China Rapid Finance, which claims to be the country’s largest online consumer lending marketplace, has closed a $35 million Series C round led by Broadline Capital. The round pegs the company’s pre-money valuation of $1 billion. China Rapid Finance is reportedly gearing up for an initial public offering in the U.S.
Founded in 2001, the company has already facilitated 2.5 million loans on its platform, which connects borrowers and lenders. Part of its plans for its latest funding round is marketing to the 50 million consumers it has already pre-screened.
After years of tight control by the government, China’s consumer loan and credit card market is opening up. Many Chinese consumers, however, don’t have credit scores because there isn’t a ubiquitous system like FICO in the U.S.
The People’s Bank of China and State Information Center of China offer credit ratings, but many people don’t have the lending histories necessary to build scores in those systems. Several companies, however, are stepping up with alternative ways of assessing a potential borrower’s ability to pay back loans.
China Rapid Finance says 500 million consumers are potentially suitable borrowers and it hopes to reach them with a mobile-based platform that automatically scores their creditworthiness based on data from financial institutions, social networks, and anti-fraud information collected from Chinese cities.
In addition to loans made over its platform, the company says it has helped Chinese banks issue over 100 million credit cards.
“In China, most creditworthy borrowers have traditionally lacked access to consumer credit because they have no history on file with the Central Credit Bureau operated by the People’s Bank of China,” said founder and chief executive officer Zane Wang in an email.
“By teaming up with leading data providers like Tencent, the nation’s largest online social network platform, China Rapid Finance applies its unique algorithm to pre-screen the creditworthiness of borrowers based on Big Data analysis. Multiple categories of data—online payment data, social network data, e-commerce purchase data, and other information such as application scores, response scores, anti-fraud scores—are all used to generate a profile for each individual.”
Loan sizes start at $80. As repeat borrowers build their credit histories, they can apply for larger loans, with typical consumer lending amounts ranging from $5,000 to $10,000.
China Rapid Finance’s competitors include Alibaba’s Ant Financial, which runs a credit-scoring system that analyzes user activity and feedback on the e-commerce giant’s marketplaces and a joint venture between JD.com and Los Angeles-based ZestFinance to provide micro loans to people without a credit history.
Wang said that China Rapid Finance’s edge over other online lending companies is its proprietary “Automated Credit Decisioning” and “Risk Based Pricing” technology, which allows it to quickly make decisions about how much to loan based on an individual’s credit risk.
The company “helps massive amounts of online borrowers not only access credit for the first time in their lives, but also help them move up the credit stairs. This is absolutely key for scalable and profitable growth in consumer finance,” said Wang.

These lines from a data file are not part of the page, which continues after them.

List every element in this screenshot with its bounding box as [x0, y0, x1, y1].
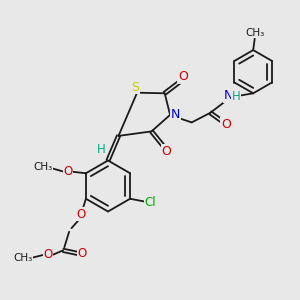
Text: O: O — [76, 208, 85, 221]
Text: CH₃: CH₃ — [14, 254, 33, 263]
Text: O: O — [43, 248, 52, 261]
Text: Cl: Cl — [144, 196, 156, 209]
Text: N: N — [171, 108, 180, 122]
Text: O: O — [162, 145, 171, 158]
Text: N: N — [224, 89, 233, 102]
Text: S: S — [132, 81, 140, 94]
Text: O: O — [63, 165, 73, 178]
Text: CH₃: CH₃ — [245, 28, 264, 38]
Text: O: O — [77, 247, 86, 260]
Text: O: O — [178, 70, 188, 83]
Text: H: H — [97, 142, 106, 156]
Text: O: O — [221, 118, 231, 131]
Text: CH₃: CH₃ — [33, 162, 52, 172]
Text: H: H — [232, 90, 241, 103]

By relying on information from their platforms, e-commerce companies are limited not only by the data they have access to, but also to the people who use their sites regularly, he added, which means their borrower base remains relatively small.
“There is a massive need for cash from prime and near-prime borrowers which banks and other online purchase service providers cannot serve effectively,” said Wang. “At China Rapid Finance, we view most of China’s leading online companies and shopping sites as potential strategic partners, not direct competitors.”